Household Waste Recycling Act 2003
- Parliament of the United Kingdom
- Long title: An Act to make further provision regarding the collection, composting and recycling of household waste; and for connected purposes.
- Citation: 2003 c. 29
- Territorial extent: England and Wales

Dates
- Royal assent: 30 October 2003
- Commencement: 30 December 2003

Other legislation
- Amended by: Environment (Wales) Act 2016;

Status: Amended

Text of statute as originally enacted

Text of the Household Waste Recycling Act 2003 as in force today (including any amendments) within the United Kingdom, from legislation.gov.uk.

= Household Waste Recycling Act 2003 =

The Household Waste Recycling Act 2003 (c. 29) is an act of the Parliament of the United Kingdom.

== Background ==
The bill was drafted by Friends of the Earth.

== Provisions ==
The act required local authorities to collect 2 types of materials from households, but this included compost.

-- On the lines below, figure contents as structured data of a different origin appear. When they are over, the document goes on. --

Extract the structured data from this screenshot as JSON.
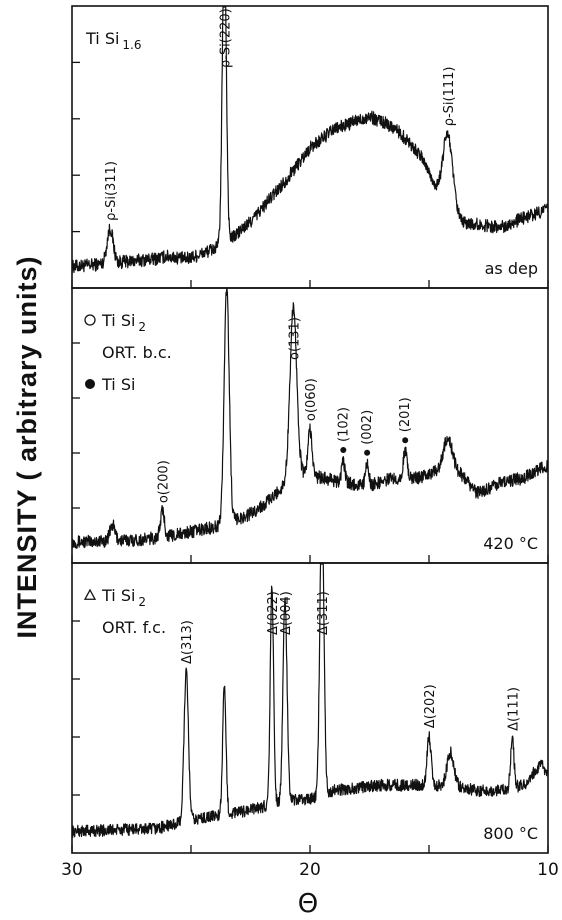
{
  "y_axis_label": "INTENSITY ( arbitrary  units)",
  "x_axis_label": "Θ",
  "chart_data": [
    {
      "type": "line",
      "panel": "top",
      "condition": "as dep",
      "legend": [
        {
          "text": "Ti Si",
          "sub": "1.6"
        }
      ],
      "xlim": [
        30,
        10
      ],
      "x_ticks": [
        30,
        25,
        20,
        15,
        10
      ],
      "x_tick_labels": [],
      "baseline": 0.06,
      "series": [
        {
          "x": [
            30,
            26.5,
            26.0,
            25.2,
            24.5,
            23.5,
            22.5,
            21.0,
            20.0,
            19.0,
            17.5,
            16.5,
            15.8,
            15.2,
            14.5,
            14.0,
            12.0,
            10.0
          ],
          "y": [
            0.05,
            0.08,
            0.09,
            0.08,
            0.1,
            0.14,
            0.22,
            0.38,
            0.5,
            0.57,
            0.62,
            0.58,
            0.52,
            0.45,
            0.3,
            0.22,
            0.2,
            0.27
          ]
        }
      ],
      "peaks": [
        {
          "x": 28.4,
          "height": 0.13,
          "width": 0.18,
          "label": "ρ-Si(311)",
          "marker": "none"
        },
        {
          "x": 23.6,
          "height": 1.15,
          "width": 0.12,
          "label": "ρ-Si(220)",
          "marker": "none"
        },
        {
          "x": 14.2,
          "height": 0.3,
          "width": 0.3,
          "label": "ρ-Si(111)",
          "marker": "none"
        }
      ],
      "noise": 0.025
    },
    {
      "type": "line",
      "panel": "middle",
      "condition": "420 °C",
      "legend": [
        {
          "symbol": "circle-open",
          "text": "Ti Si",
          "sub": "2"
        },
        {
          "symbol": "none",
          "text": "ORT. b.c."
        },
        {
          "symbol": "circle-filled",
          "text": "Ti Si"
        }
      ],
      "xlim": [
        30,
        10
      ],
      "x_ticks": [
        30,
        25,
        20,
        15,
        10
      ],
      "x_tick_labels": [],
      "baseline": 0.04,
      "series": [
        {
          "x": [
            30,
            27.0,
            25.5,
            24.5,
            23.5,
            22.5,
            21.6,
            21.0,
            20.5,
            19.5,
            18.5,
            17.5,
            16.5,
            15.5,
            14.8,
            14.2,
            13.5,
            13.0,
            12.0,
            11.0,
            10.0
          ],
          "y": [
            0.05,
            0.06,
            0.08,
            0.1,
            0.12,
            0.16,
            0.22,
            0.28,
            0.32,
            0.3,
            0.28,
            0.27,
            0.3,
            0.3,
            0.32,
            0.36,
            0.3,
            0.24,
            0.28,
            0.3,
            0.35
          ]
        }
      ],
      "peaks": [
        {
          "x": 28.3,
          "height": 0.06,
          "width": 0.15,
          "label": "",
          "marker": "none"
        },
        {
          "x": 26.2,
          "height": 0.1,
          "width": 0.12,
          "label": "o(200)",
          "marker": "none"
        },
        {
          "x": 23.5,
          "height": 0.92,
          "width": 0.15,
          "label": "",
          "marker": "none"
        },
        {
          "x": 20.7,
          "height": 0.66,
          "width": 0.2,
          "label": "o(131)",
          "marker": "none"
        },
        {
          "x": 20.0,
          "height": 0.18,
          "width": 0.12,
          "label": "o(060)",
          "marker": "none"
        },
        {
          "x": 18.6,
          "height": 0.08,
          "width": 0.1,
          "label": "(102)",
          "marker": "circle-filled"
        },
        {
          "x": 17.6,
          "height": 0.08,
          "width": 0.1,
          "label": "(002)",
          "marker": "circle-filled"
        },
        {
          "x": 16.0,
          "height": 0.1,
          "width": 0.12,
          "label": "(201)",
          "marker": "circle-filled"
        },
        {
          "x": 14.2,
          "height": 0.1,
          "width": 0.25,
          "label": "",
          "marker": "none"
        }
      ],
      "noise": 0.025
    },
    {
      "type": "line",
      "panel": "bottom",
      "condition": "800 °C",
      "legend": [
        {
          "symbol": "triangle-open",
          "text": "Ti Si",
          "sub": "2"
        },
        {
          "symbol": "none",
          "text": "ORT. f.c."
        }
      ],
      "xlim": [
        30,
        10
      ],
      "x_ticks": [
        30,
        25,
        20,
        15,
        10
      ],
      "x_tick_labels": [
        "30",
        "",
        "20",
        "",
        "10"
      ],
      "baseline": 0.06,
      "series": [
        {
          "x": [
            30,
            26.5,
            25.5,
            24.5,
            23.0,
            22.0,
            21.0,
            20.0,
            19.5,
            19.0,
            18.0,
            17.0,
            16.0,
            15.0,
            14.0,
            13.0,
            12.0,
            11.0,
            10.3,
            10.0
          ],
          "y": [
            0.05,
            0.06,
            0.08,
            0.1,
            0.12,
            0.14,
            0.16,
            0.17,
            0.18,
            0.2,
            0.21,
            0.22,
            0.22,
            0.22,
            0.22,
            0.2,
            0.2,
            0.22,
            0.3,
            0.25
          ]
        }
      ],
      "peaks": [
        {
          "x": 25.2,
          "height": 0.55,
          "width": 0.13,
          "label": "Δ(313)",
          "marker": "none"
        },
        {
          "x": 23.6,
          "height": 0.46,
          "width": 0.1,
          "label": "",
          "marker": "none"
        },
        {
          "x": 21.6,
          "height": 0.8,
          "width": 0.1,
          "label": "Δ(022)",
          "marker": "none"
        },
        {
          "x": 21.05,
          "height": 0.74,
          "width": 0.12,
          "label": "Δ(004)",
          "marker": "none"
        },
        {
          "x": 19.5,
          "height": 1.1,
          "width": 0.12,
          "label": "Δ(311)",
          "marker": "none"
        },
        {
          "x": 15.0,
          "height": 0.18,
          "width": 0.12,
          "label": "Δ(202)",
          "marker": "none"
        },
        {
          "x": 14.1,
          "height": 0.12,
          "width": 0.2,
          "label": "",
          "marker": "none"
        },
        {
          "x": 11.5,
          "height": 0.18,
          "width": 0.1,
          "label": "Δ(111)",
          "marker": "none"
        }
      ],
      "noise": 0.022
    }
  ]
}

== Further developments ==
It has been suggested that this act should be amended to increase the number of recyclable items that collection authorities must collect from households to at least seven.

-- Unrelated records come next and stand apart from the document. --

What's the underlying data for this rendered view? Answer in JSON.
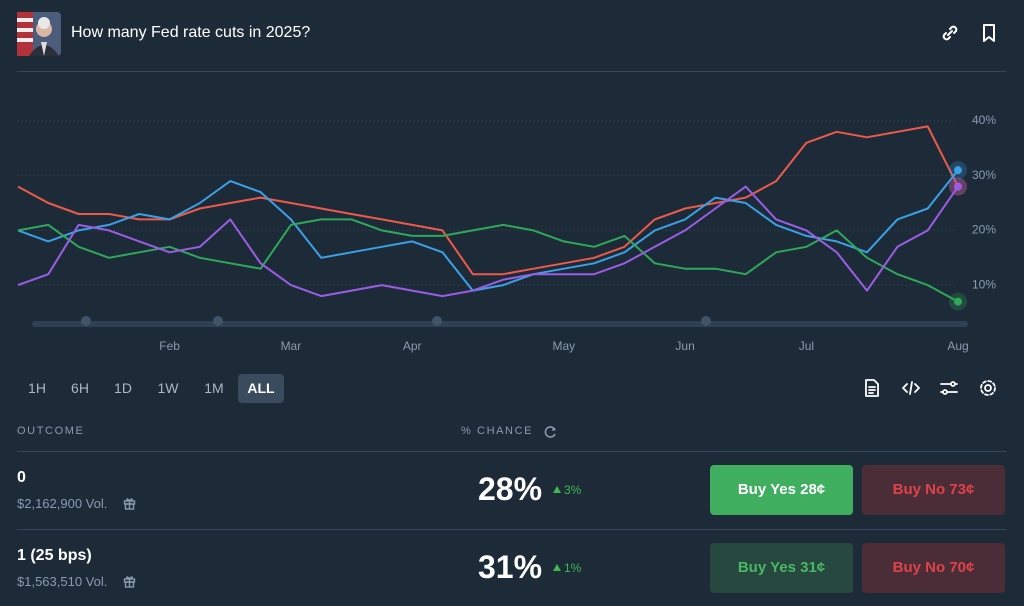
{
  "header": {
    "title": "How many Fed rate cuts in 2025?"
  },
  "chart_data": {
    "type": "line",
    "categories": [
      null,
      null,
      null,
      null,
      null,
      "Feb",
      null,
      null,
      null,
      "Mar",
      null,
      null,
      null,
      "Apr",
      null,
      null,
      null,
      null,
      "May",
      null,
      null,
      null,
      "Jun",
      null,
      null,
      null,
      "Jul",
      null,
      null,
      null,
      null,
      "Aug"
    ],
    "series": [
      {
        "color": "#ee5a4a",
        "values": [
          28,
          25,
          23,
          23,
          22,
          22,
          24,
          25,
          26,
          25,
          24,
          23,
          22,
          21,
          20,
          12,
          12,
          13,
          14,
          15,
          17,
          22,
          24,
          25,
          26,
          29,
          36,
          38,
          37,
          38,
          39,
          28
        ]
      },
      {
        "color": "#3ba0e6",
        "values": [
          20,
          18,
          20,
          21,
          23,
          22,
          25,
          29,
          27,
          22,
          15,
          16,
          17,
          18,
          16,
          9,
          10,
          12,
          13,
          14,
          16,
          20,
          22,
          26,
          25,
          21,
          19,
          18,
          16,
          22,
          24,
          31
        ]
      },
      {
        "color": "#2fa85a",
        "values": [
          20,
          21,
          17,
          15,
          16,
          17,
          15,
          14,
          13,
          21,
          22,
          22,
          20,
          19,
          19,
          20,
          21,
          20,
          18,
          17,
          19,
          14,
          13,
          13,
          12,
          16,
          17,
          20,
          15,
          12,
          10,
          7
        ]
      },
      {
        "color": "#9b5de5",
        "values": [
          10,
          12,
          21,
          20,
          18,
          16,
          17,
          22,
          14,
          10,
          8,
          9,
          10,
          9,
          8,
          9,
          11,
          12,
          12,
          12,
          14,
          17,
          20,
          24,
          28,
          22,
          20,
          16,
          9,
          17,
          20,
          28
        ]
      }
    ],
    "ylim": [
      4,
      44
    ],
    "yticks": [
      {
        "value": 10,
        "label": "10%"
      },
      {
        "value": 20,
        "label": "20%"
      },
      {
        "value": 30,
        "label": "30%"
      },
      {
        "value": 40,
        "label": "40%"
      }
    ],
    "grid": true
  },
  "ranges": [
    "1H",
    "6H",
    "1D",
    "1W",
    "1M",
    "ALL"
  ],
  "table": {
    "columns": [
      "OUTCOME",
      "% CHANCE"
    ],
    "rows": [
      {
        "name": "0",
        "volume": "$2,162,900 Vol.",
        "chance": "28%",
        "change": "3%",
        "buy_yes": "Buy Yes 28¢",
        "buy_no": "Buy No 73¢"
      },
      {
        "name": "1 (25 bps)",
        "volume": "$1,563,510 Vol.",
        "chance": "31%",
        "change": "1%",
        "buy_yes": "Buy Yes 31¢",
        "buy_no": "Buy No 70¢"
      }
    ]
  }
}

==Section 5 – Short title, commencement and extent==
Section 5(2) provides that the act came into force at the end of the period of two months that began on the date on which it was passed. The word "months" means calendar months. The day (that is to say, 30 October 2003) on which the act was passed (that is to say, received royal assent) is included in the period of two months. This means that the act came into force on 30 December 2003.